A Agência Nacional de Saúde Suplementar (ANS) está considerando alterar as diretrizes de rastreamento do câncer de mama na saúde suplementar. A proposta sugere a realização de mamografias em mulheres de 50 a 69 anos com frequência bienal, alinhando-se às práticas do Sistema Único de Saúde (SUS). No entanto, a medida tem levantado preocupações entre especialistas e representantes do setor jurídico, que alertam para os riscos de comprometer o diagnóstico precoce e aumentar os custos de tratamentos.
A ANS informa que a Consulta Pública 144 foi aberta para alterar o Programa de Certificação de Boas Práticas em Atenção à Saúde (Resolução Normativa 506), especificamente, no que diz respeito à Certificação de Boas Práticas em Atenção Oncológica – OncoRede. Ainda de acordo com a Agência, a proposta em discussão é uma sugestão para fins de certificação, alinhada à métrica utilizada pelo Instituto Nacional do Câncer/Ministério da Saúde.
“O rastreio do câncer deve ser direcionado às mulheres na faixa etária e periodicidade em que há evidência conclusiva sobre redução da mortalidade por câncer de mama e que o balanço entre benefícios e possíveis danos à saúde dessa prática seja mais favorável. Dessa forma, o rastreamento do câncer de mama deve ser realizado bienalmente com mamografia, em mulheres de 50 a 69 anos (INCA, 2021).”
Para Alessandro Acayaba de Toledo, presidente da Associação Nacional das Administradoras de Benefícios (ANAB), a proposta contraria o papel essencial da saúde suplementar no Brasil. “A saúde suplementar é reconhecida por oferecer atendimento ágil, eficaz e abrangente, especialmente em ações de prevenção de doenças.

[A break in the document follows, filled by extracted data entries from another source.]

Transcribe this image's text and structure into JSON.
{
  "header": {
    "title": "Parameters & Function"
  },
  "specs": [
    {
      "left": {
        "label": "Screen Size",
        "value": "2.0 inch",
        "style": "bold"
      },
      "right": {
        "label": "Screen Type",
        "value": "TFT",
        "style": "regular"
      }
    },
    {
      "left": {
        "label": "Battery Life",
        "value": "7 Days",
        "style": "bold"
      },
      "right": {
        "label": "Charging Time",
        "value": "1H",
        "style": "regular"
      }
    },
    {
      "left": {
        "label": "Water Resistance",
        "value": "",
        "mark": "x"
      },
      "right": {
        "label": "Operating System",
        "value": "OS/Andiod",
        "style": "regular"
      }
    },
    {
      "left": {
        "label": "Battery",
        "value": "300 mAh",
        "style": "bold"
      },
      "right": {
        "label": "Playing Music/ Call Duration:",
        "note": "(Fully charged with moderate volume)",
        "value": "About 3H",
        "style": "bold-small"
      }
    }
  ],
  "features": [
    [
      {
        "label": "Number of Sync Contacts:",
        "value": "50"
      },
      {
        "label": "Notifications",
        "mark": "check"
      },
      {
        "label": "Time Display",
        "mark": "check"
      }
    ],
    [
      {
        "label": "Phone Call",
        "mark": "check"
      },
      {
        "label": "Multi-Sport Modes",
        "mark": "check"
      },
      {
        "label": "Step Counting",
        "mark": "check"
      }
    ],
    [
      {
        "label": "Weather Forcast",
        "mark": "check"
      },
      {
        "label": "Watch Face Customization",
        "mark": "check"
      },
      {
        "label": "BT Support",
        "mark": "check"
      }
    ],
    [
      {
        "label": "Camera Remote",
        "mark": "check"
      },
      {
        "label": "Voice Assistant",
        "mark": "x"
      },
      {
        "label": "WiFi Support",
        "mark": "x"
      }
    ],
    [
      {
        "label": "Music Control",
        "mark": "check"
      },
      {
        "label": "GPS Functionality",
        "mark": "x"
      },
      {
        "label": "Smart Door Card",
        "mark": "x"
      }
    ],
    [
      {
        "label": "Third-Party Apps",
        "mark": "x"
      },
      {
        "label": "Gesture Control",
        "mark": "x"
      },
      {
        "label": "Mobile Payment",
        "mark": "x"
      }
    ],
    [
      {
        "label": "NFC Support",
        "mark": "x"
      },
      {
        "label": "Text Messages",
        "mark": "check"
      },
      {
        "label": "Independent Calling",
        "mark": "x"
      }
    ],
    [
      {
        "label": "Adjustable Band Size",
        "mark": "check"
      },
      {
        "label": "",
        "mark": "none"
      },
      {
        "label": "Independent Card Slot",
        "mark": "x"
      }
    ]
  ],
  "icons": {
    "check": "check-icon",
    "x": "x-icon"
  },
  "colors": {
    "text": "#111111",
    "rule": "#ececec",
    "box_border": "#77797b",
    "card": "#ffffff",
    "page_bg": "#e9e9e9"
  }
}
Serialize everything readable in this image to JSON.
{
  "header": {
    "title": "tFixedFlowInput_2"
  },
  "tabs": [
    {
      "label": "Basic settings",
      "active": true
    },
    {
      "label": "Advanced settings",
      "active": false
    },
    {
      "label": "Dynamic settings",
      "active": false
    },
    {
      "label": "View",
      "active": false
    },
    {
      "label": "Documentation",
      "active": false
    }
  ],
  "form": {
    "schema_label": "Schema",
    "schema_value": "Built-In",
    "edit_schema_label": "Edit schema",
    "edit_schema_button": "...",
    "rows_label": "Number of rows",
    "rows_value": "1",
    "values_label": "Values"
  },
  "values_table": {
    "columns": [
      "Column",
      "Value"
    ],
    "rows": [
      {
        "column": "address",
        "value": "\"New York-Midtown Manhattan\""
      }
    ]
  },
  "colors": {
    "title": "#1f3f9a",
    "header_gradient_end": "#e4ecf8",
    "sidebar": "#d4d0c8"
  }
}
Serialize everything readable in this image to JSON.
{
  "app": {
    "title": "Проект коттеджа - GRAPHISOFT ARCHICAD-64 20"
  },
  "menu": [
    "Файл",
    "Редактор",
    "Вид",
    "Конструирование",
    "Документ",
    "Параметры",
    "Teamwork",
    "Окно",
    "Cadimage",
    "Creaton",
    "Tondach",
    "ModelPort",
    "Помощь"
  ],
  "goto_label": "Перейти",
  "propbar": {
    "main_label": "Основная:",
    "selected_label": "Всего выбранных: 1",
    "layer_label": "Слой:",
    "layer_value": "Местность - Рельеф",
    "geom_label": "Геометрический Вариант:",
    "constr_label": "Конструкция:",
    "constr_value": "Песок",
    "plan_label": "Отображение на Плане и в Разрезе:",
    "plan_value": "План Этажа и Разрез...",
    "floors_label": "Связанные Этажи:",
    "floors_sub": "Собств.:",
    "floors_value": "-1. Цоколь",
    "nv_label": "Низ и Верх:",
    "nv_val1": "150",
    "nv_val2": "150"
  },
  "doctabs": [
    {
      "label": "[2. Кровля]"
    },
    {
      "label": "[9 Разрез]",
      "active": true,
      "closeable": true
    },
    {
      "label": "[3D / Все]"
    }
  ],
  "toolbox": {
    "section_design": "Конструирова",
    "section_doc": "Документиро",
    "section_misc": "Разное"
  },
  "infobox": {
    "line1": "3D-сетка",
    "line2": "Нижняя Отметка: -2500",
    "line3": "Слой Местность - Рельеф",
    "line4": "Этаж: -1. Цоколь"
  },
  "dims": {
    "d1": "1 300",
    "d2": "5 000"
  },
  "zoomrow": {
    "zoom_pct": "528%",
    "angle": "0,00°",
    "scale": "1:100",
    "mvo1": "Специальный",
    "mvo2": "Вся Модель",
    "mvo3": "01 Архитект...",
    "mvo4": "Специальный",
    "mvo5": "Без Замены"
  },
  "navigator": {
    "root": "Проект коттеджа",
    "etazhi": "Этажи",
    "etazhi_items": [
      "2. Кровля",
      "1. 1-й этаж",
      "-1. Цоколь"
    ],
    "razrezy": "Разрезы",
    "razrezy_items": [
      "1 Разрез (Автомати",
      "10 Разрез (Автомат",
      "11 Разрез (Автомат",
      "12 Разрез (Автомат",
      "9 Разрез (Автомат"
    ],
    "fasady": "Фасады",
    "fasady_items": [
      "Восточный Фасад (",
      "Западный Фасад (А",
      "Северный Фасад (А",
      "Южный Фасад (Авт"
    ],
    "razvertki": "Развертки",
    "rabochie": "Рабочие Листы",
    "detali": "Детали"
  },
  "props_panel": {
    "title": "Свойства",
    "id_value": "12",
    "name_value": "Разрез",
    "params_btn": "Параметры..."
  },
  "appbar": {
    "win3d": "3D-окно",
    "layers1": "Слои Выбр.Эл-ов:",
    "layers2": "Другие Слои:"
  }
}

Essa proposta ignora estudos, dados e jurisprudências que evidenciam a importância do diagnóstico precoce”, afirma Acayaba, especialista em Direito e Saúde.
O presidente da ANAB afirma que a mudança conflita com a Lei do Rol de Procedimentos da ANS. No entanto, a ANS garante que não há nenhuma mudança quanto à cobertura dos planos de saúde. “A proposta não tem relação e não altera a cobertura assistencial garantida pelo Rol de Procedimentos e Eventos em Saúde, que dá direito ao exame do câncer de mama com mamografia bilateral para mulheres de qualquer idade, conforme indicação médica, e com mamografia digital para mulheres de 40 a 69 anos.”

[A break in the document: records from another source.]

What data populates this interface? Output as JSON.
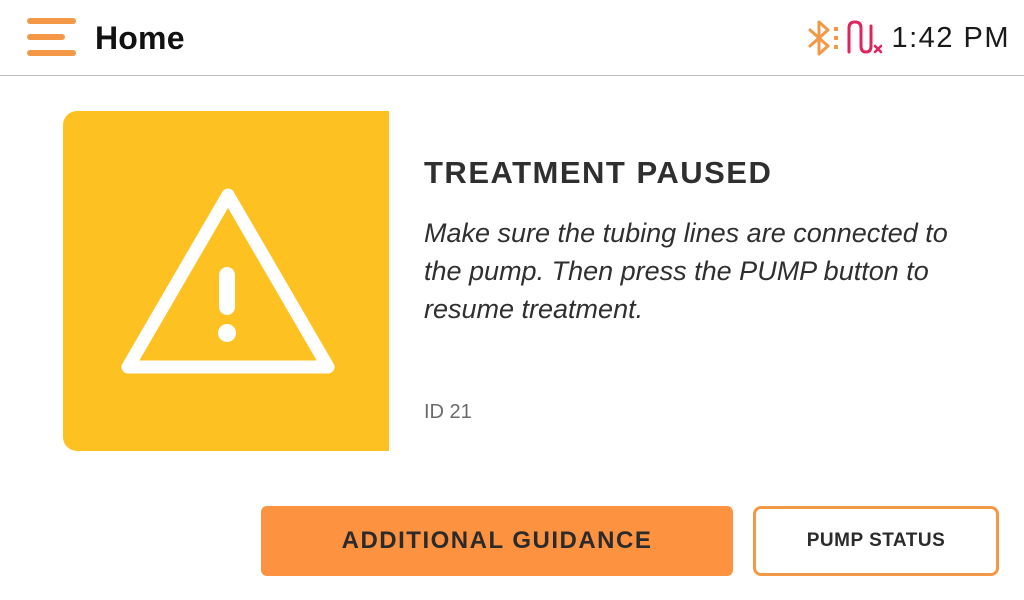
{
  "header": {
    "title": "Home",
    "menu_icon": "hamburger-menu-icon",
    "status": {
      "bluetooth_icon": "bluetooth-disconnected-icon",
      "pump_icon": "pump-disconnected-icon",
      "time": "1:42 PM"
    },
    "colors": {
      "accent": "#f39847",
      "pump_alert": "#e0245e"
    }
  },
  "alert": {
    "icon": "warning-triangle-icon",
    "tile_color": "#fdc121",
    "title": "TREATMENT PAUSED",
    "message": "Make sure the tubing lines are connected to the pump. Then press the PUMP button to resume treatment.",
    "id_text": "ID 21"
  },
  "actions": {
    "guidance_label": "ADDITIONAL GUIDANCE",
    "pump_status_label": "PUMP STATUS",
    "primary_color": "#fd9340"
  }
}
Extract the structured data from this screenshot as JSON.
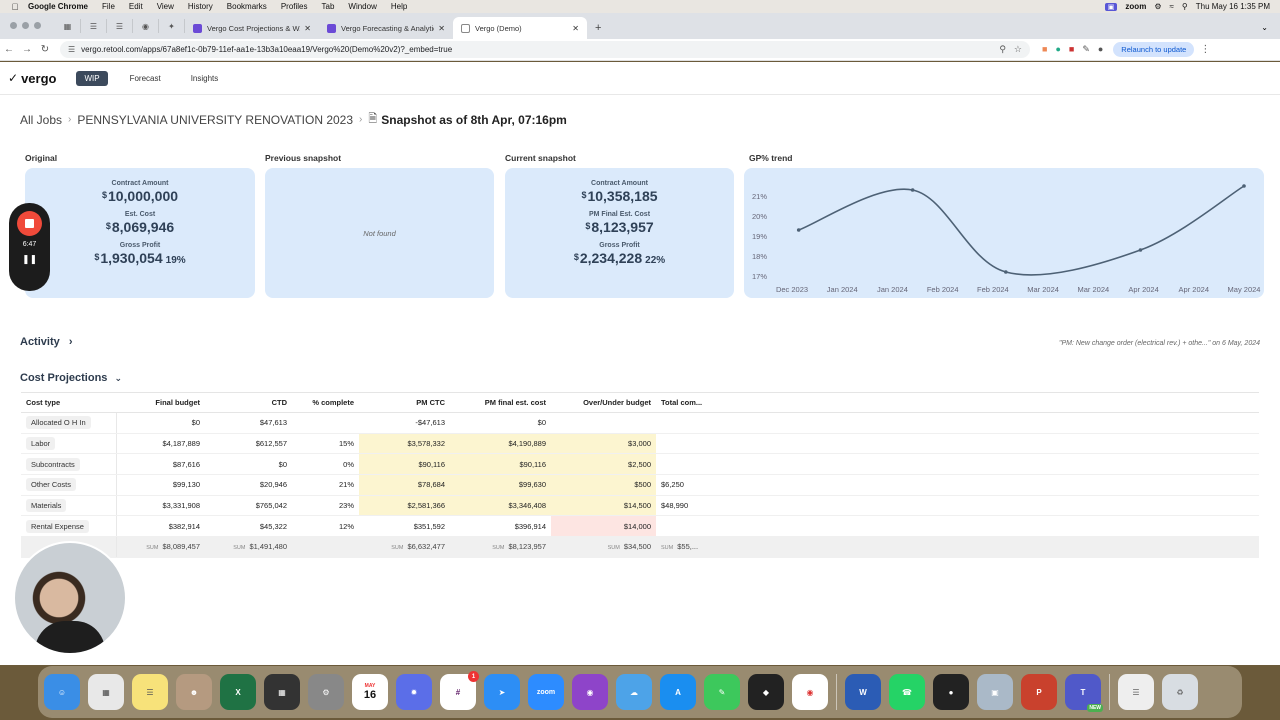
{
  "menubar": {
    "app": "Google Chrome",
    "items": [
      "File",
      "Edit",
      "View",
      "History",
      "Bookmarks",
      "Profiles",
      "Tab",
      "Window",
      "Help"
    ],
    "zoom": "zoom",
    "datetime": "Thu May 16  1:35 PM"
  },
  "tabs": [
    {
      "title": "Vergo Cost Projections & W...",
      "active": false
    },
    {
      "title": "Vergo Forecasting & Analytic...",
      "active": false
    },
    {
      "title": "Vergo (Demo)",
      "active": true
    }
  ],
  "address": {
    "url": "vergo.retool.com/apps/67a8ef1c-0b79-11ef-aa1e-13b3a10eaa19/Vergo%20(Demo%20v2)?_embed=true",
    "relaunch": "Relaunch to update"
  },
  "app": {
    "logo": "vergo",
    "nav": [
      "WIP",
      "Forecast",
      "Insights"
    ]
  },
  "breadcrumb": {
    "all_jobs": "All Jobs",
    "job": "PENNSYLVANIA UNIVERSITY RENOVATION 2023",
    "snapshot": "Snapshot as of 8th Apr, 07:16pm"
  },
  "original": {
    "title": "Original",
    "contract_label": "Contract Amount",
    "contract_value": "10,000,000",
    "cost_label": "Est. Cost",
    "cost_value": "8,069,946",
    "gp_label": "Gross Profit",
    "gp_value": "1,930,054",
    "gp_pct": "19%"
  },
  "previous": {
    "title": "Previous snapshot",
    "empty": "Not found"
  },
  "current": {
    "title": "Current snapshot",
    "contract_label": "Contract Amount",
    "contract_value": "10,358,185",
    "cost_label": "PM Final Est. Cost",
    "cost_value": "8,123,957",
    "gp_label": "Gross Profit",
    "gp_value": "2,234,228",
    "gp_pct": "22%"
  },
  "currency_symbol": "$",
  "chart_data": {
    "type": "line",
    "title": "GP% trend",
    "x_tick_labels": [
      "Dec 2023",
      "Jan 2024",
      "Jan 2024",
      "Feb 2024",
      "Feb 2024",
      "Mar 2024",
      "Mar 2024",
      "Apr 2024",
      "Apr 2024",
      "May 2024"
    ],
    "y_tick_labels": [
      "21%",
      "20%",
      "19%",
      "18%",
      "17%"
    ],
    "ylim": [
      16.8,
      21.7
    ],
    "xlim": [
      0,
      9
    ],
    "points": [
      {
        "x": 0.4,
        "y": 19.3
      },
      {
        "x": 2.6,
        "y": 21.3
      },
      {
        "x": 4.4,
        "y": 17.2
      },
      {
        "x": 7.0,
        "y": 18.3
      },
      {
        "x": 9.0,
        "y": 21.5
      }
    ],
    "color": "#4d6175"
  },
  "activity": {
    "title": "Activity",
    "note": "\"PM: New change order (electrical rev.) + othe...\" on 6 May, 2024"
  },
  "cost_projections": {
    "title": "Cost Projections",
    "columns": [
      "Cost type",
      "Final budget",
      "CTD",
      "% complete",
      "PM CTC",
      "PM final est. cost",
      "Over/Under budget",
      "Total com..."
    ],
    "rows": [
      {
        "type": "Allocated O H In",
        "final_budget": "$0",
        "ctd": "$47,613",
        "pct": "",
        "ctc": "-$47,613",
        "final_est": "$0",
        "over_under": "",
        "total": "",
        "hl": "none",
        "ou_hl": "none"
      },
      {
        "type": "Labor",
        "final_budget": "$4,187,889",
        "ctd": "$612,557",
        "pct": "15%",
        "ctc": "$3,578,332",
        "final_est": "$4,190,889",
        "over_under": "$3,000",
        "total": "",
        "hl": "yellow",
        "ou_hl": "yellow"
      },
      {
        "type": "Subcontracts",
        "final_budget": "$87,616",
        "ctd": "$0",
        "pct": "0%",
        "ctc": "$90,116",
        "final_est": "$90,116",
        "over_under": "$2,500",
        "total": "",
        "hl": "yellow",
        "ou_hl": "yellow"
      },
      {
        "type": "Other Costs",
        "final_budget": "$99,130",
        "ctd": "$20,946",
        "pct": "21%",
        "ctc": "$78,684",
        "final_est": "$99,630",
        "over_under": "$500",
        "total": "$6,250",
        "hl": "yellow",
        "ou_hl": "yellow"
      },
      {
        "type": "Materials",
        "final_budget": "$3,331,908",
        "ctd": "$765,042",
        "pct": "23%",
        "ctc": "$2,581,366",
        "final_est": "$3,346,408",
        "over_under": "$14,500",
        "total": "$48,990",
        "hl": "yellow",
        "ou_hl": "yellow"
      },
      {
        "type": "Rental Expense",
        "final_budget": "$382,914",
        "ctd": "$45,322",
        "pct": "12%",
        "ctc": "$351,592",
        "final_est": "$396,914",
        "over_under": "$14,000",
        "total": "",
        "hl": "none",
        "ou_hl": "pink"
      }
    ],
    "sum_label": "SUM",
    "sums": {
      "final_budget": "$8,089,457",
      "ctd": "$1,491,480",
      "ctc": "$6,632,477",
      "final_est": "$8,123,957",
      "over_under": "$34,500",
      "total": "$55,..."
    }
  },
  "recorder": {
    "time": "6:47"
  },
  "dock_items": [
    "Finder",
    "Launchpad",
    "Notes",
    "Contacts",
    "Excel",
    "Calculator",
    "System Settings",
    "Calendar",
    "Perplexity",
    "Slack",
    "Safari",
    "Zoom",
    "Podcasts",
    "Preview",
    "App Store",
    "Messages",
    "Screens",
    "Chrome",
    "Word",
    "WhatsApp",
    "Figma",
    "Photos",
    "PowerPoint",
    "Teams",
    "Document",
    "Trash"
  ],
  "calendar": {
    "month": "MAY",
    "day": "16"
  },
  "slack_badge": "1",
  "teams_badge": "NEW"
}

O processo de certificação, no qual a alteração está sendo proposta, é voluntário, ou seja, não é obrigatório. Para se certificar, a operadora deverá cumprir os requisitos do Manual de Certificação de Boas Práticas em Atenção Oncológica e ser avaliada por uma entidade acreditadora de saúde, escolhida entre as homologadas pela ANS.
A Consulta Pública 144 segue em andamento e os interessados no tema podem enviar contribuições por meio do formulário, disponível no portal da ANS, até esta sexta-feira, 24 de janeiro.
Relevância da mamografia como ferramenta preventiva
A relevância da mamografia como método preventivo tem sido reforçada por leis e iniciativas recentes. Em agosto de 2023, a Comissão de Defesa dos Direitos da Mulher da Câmara dos Deputados aprovou um projeto que autoriza mamografias preventivas sem a necessidade de pedido médico. Além disso, dados da Sandbox Data for Health apontam que intervenções precoces, como a quadrantectomia, têm custos significativamente inferiores aos tratamentos de casos avançados, como a mastectomia. “A tentativa de justificar a redução de exames como economia é falha. Menor frequência desloca os custos para tratamentos mais complexos que poderiam ser evitados com a detecção precoce”, explica o presidente da ANAB.
Dados reforçam impacto do diagnóstico precoce
A opinião de especialistas e instituições médicas converge para o alerta sobre os riscos da proposta. Segundo dados da Femama, 40% dos casos de câncer de mama no Brasil ocorrem em mulheres com menos de 50 anos, e 22% das mortes relacionadas à doença também envolvem essa faixa etária. Atualmente, mesmo com a ampla realização de mamografias, 60% das neoplasias mamárias são diagnosticadas em estágios avançados, segundo a Sociedade Brasileira de Mastologia.